Starting as the only two slick-shod runners on a damp circuit for Race 2 would pay-off handsomely the following day though, with Bowe and Jones storming through the pack to finish one-two.
Four laps of early Safety Car running had undoubtedly helped the duo, ensuring the 30 wet runners could not make the most of their rubber.
Bowe eventually hit the front by passing Mark Skaife with four laps remaining. Jones completed the dream result by doing likewise two laps later.
JR the star (2011)
The most popular result in the history of Albert Park's V8 Supercars support races occurred in 2011, where Jason Richards made a stunning return to the wheel of a Brad Jones Racing Holden.
The popular Kiwi had been sidelined from full-time duties the previous November after being diagnosed with cancer.
Following a winning one-off appearance in the Development Series in Adelaide a week earlier, Richards qualified an impressive fifth for the opening sprint race.
Eighth overall for the weekend was highlighted by a high of second in Race 2. Having started on the soft tyres, Richards briefly led the race following his pitstop before being overtaken by eventual winner Tander.
The meeting would prove Richards' last in a V8 Supercar, eventually succumbing to his illness the following December.
Nissan's pole breakthrough (2014)
Having endured a lean opening season in V8 Supercars competition, Nissan's Altima scored its maiden pole position in qualifying for the 2014 MSS Security Challenge.
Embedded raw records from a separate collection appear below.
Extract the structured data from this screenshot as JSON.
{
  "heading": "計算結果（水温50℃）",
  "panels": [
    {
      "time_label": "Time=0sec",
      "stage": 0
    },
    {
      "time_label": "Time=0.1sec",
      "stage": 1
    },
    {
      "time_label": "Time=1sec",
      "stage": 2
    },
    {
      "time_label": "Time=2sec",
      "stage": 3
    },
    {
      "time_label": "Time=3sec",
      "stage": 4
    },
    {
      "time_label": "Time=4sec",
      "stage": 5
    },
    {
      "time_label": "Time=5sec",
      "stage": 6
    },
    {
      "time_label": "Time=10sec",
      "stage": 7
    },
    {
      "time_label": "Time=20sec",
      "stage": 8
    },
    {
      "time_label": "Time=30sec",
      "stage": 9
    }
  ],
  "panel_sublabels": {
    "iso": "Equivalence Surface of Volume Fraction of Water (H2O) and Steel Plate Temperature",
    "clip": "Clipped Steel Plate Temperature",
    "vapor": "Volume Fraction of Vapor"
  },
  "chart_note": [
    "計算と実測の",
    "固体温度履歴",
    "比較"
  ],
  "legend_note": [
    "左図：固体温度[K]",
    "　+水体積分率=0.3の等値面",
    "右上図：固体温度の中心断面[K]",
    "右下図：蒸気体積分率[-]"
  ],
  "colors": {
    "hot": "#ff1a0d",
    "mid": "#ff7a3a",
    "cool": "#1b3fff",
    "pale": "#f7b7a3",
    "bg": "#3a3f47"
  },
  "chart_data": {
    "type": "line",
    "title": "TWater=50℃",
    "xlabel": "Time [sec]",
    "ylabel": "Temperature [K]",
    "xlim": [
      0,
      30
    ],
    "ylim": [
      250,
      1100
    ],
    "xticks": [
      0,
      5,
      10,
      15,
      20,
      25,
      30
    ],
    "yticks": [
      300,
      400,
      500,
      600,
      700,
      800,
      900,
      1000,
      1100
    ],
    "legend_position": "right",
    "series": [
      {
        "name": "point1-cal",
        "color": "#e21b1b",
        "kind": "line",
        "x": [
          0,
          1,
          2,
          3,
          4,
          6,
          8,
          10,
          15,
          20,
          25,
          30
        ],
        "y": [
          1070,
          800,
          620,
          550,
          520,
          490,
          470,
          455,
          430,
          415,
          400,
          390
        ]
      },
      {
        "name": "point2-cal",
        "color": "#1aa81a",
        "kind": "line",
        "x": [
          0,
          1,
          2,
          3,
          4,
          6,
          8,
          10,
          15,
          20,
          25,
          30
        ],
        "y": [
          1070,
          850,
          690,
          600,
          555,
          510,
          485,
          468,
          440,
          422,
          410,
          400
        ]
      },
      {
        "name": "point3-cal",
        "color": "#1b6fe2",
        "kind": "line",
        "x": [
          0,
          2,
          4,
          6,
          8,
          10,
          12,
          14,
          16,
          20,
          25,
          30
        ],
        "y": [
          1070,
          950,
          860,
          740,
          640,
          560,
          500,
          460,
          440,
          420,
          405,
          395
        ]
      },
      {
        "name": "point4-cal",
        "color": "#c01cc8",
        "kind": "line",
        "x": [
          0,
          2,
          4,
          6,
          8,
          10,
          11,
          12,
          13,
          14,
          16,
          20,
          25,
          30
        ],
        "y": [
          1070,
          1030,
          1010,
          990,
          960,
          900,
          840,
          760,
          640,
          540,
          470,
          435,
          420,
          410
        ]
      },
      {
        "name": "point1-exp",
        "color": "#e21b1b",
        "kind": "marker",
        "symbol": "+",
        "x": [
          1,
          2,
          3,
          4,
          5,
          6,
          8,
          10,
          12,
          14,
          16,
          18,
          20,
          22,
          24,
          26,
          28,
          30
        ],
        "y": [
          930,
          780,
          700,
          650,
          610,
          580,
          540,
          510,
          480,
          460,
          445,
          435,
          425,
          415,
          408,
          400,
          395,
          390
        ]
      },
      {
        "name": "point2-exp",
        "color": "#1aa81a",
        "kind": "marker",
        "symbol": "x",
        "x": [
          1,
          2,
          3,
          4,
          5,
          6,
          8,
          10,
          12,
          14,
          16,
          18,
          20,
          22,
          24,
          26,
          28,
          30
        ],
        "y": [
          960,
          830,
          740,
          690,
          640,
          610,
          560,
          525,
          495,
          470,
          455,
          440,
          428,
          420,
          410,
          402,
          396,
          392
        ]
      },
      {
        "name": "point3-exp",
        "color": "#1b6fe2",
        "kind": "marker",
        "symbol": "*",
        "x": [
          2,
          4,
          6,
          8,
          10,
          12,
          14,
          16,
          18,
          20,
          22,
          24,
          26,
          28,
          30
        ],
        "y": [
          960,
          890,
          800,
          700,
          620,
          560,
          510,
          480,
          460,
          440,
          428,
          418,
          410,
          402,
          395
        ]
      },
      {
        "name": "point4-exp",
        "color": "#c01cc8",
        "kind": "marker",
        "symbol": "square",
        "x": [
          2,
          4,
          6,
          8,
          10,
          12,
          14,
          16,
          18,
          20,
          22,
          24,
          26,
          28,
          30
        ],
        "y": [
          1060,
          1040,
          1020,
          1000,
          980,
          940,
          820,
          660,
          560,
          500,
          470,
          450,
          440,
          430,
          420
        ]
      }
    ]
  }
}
The result came two weeks after new-for-2014 player Volvo stole the show at the opening points round of the year in Adelaide.
With a re-homologated aerodynamic package for its second year, the Nissans had shown flashes of potential at the Clipsal 500, with Rick Kelly recovering from two drive-through penalties to finish fifth in Sunday's 250km race.
It was team-mate Michael Caruso, however, that did the business on Thursday at Albert Park for Nissan, taking the pole from Holden's Shane van Gisbergen.
Caruso had come closest to scoring a pole for Nissan in 2013 having been narrowly edged by Jamie Whincup in Saturday qualifying at Winton.
Although that day was tainted by a trial of E70 blend fuel in the two Norton Nissans, the 2014 Albert Park pole carried no such controversy.